The announcement last month that drugmakers Amylin Pharmaceuticals and Eli Lilly were parting ways is only the latest twist in their more than two-year quest for regulatory approval of their once-weekly injectable diabetes medication, Bydureon. The companies first filed for approval with the US Food and Drug Administration (FDA) in May 2009, and in the intervening period they have had to deal with two complete response letters for manufacturing issues and potential heart problems. But with new trial data in the bank and Bydureon's European approval in June, things are looking up, and a decision is expected from the FDA by 28 January.

“I think that the FDA will very likely approve Bydureon,” says senior biotechnology analyst Thomas Wei of the investment firm Jefferies in New York. “And a big part of the reason I think that this will be successful is that the efficacy looks very good.”

Bydureon, a reformulation of the company's already approved twice-daily injectable, Byetta (exenatide), is just one of several diabetes drugs in the pipeline that mimic the gut hormone glucagon-like peptide-1 (GLP-1) to lower overall blood sugar by stimulating insulin and inhibiting the hormone glucagon. And GLP-1 mimics have an edge over other drugs that act further upstream: they not only lower blood sugar but also cause weight loss. In a phase 3, 456-person trial, people taking Bydureon lost 2.6 kilograms (5.7 pounds) on average over a 26-week span—significantly more than those on insulin alone, who had an average gain of 1.4 kilograms (Lancet 375, 2234–2243, 2010). (Similar effects have been reported for other GLP-1 analogs.) This extra benefit of the drug against obesity, which often accompanies type 2 diabetes, could help it beat out its competition.

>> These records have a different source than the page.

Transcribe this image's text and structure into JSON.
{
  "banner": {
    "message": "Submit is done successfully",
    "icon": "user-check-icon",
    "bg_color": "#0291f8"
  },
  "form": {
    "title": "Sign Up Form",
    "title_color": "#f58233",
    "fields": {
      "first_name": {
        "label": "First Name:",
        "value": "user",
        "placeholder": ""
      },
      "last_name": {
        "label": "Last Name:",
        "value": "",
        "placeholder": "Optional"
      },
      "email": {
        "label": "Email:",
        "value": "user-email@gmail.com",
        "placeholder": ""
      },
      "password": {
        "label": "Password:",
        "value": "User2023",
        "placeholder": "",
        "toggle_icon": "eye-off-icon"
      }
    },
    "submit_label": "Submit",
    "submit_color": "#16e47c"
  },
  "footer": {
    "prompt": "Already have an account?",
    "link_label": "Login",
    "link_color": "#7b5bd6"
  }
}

“To finally have a diabetes drug that not only lowers your glucose but also tackles your weight at the same time—that's a real breakthrough for patients and doctors,” says Daniel Drucker, a diabetes researcher at the Samuel Lunenfeld Research Institute at Mount Sinai Hospital in Toronto, who led phase 3 trials for Bydureon.

San Diego–based Amylin will receive custody of Bydureon in the split, but, even if approved, the drug faces competition down the road. British drug giant GlaxoSmithKline and Indiana–based Eli Lilly each have their own long-acting versions of GLP-1 analogs in phase 3 trials. Meanwhile, Denmark's Novo Nordisk has a pair of once-weekly GLP-1–like drugs in the works: one, currently in phase 2 testing, is a novel molecule called semaglutide, and the other is a reformulation of Victoza (liraglutide), the company's bestselling daily injectable diabetes drug, which is in phase 1 development.

Experts say that the clinical data published so far have not produced a runaway winner among these new drugs. “There aren't huge differences in efficacy or potency in regards to how they work,” says Drucker. The driving factor may come down to how much weight people lose in comparative trials. The different GLP-1 analogs vary in size, so some of the drugs may be less able to cross the blood-brain barrier than others. “A question that all of us have is: how important is it for these drugs to access regions in the brain that control appetite and body weight?” Drucker says.

Another unknown is the long-term effect of each drug on morbidity and mortality— although Amylin and Novo Nordisk both have ongoing long-term trials which should produce results in 2016 if not before. But, until the long-term effects are known, it may not be reasonable to ask patients to pay more for these drugs, despite their convenience, says Nicole Pinelli, a clinical pharmacy specialist at Wayne State University in Detroit. “If there's nothing to say that these drugs reduce cardiovascular morbidity or mortality, it's hard to justify using them above and beyond the generic drugs that are currently on the market,” she says.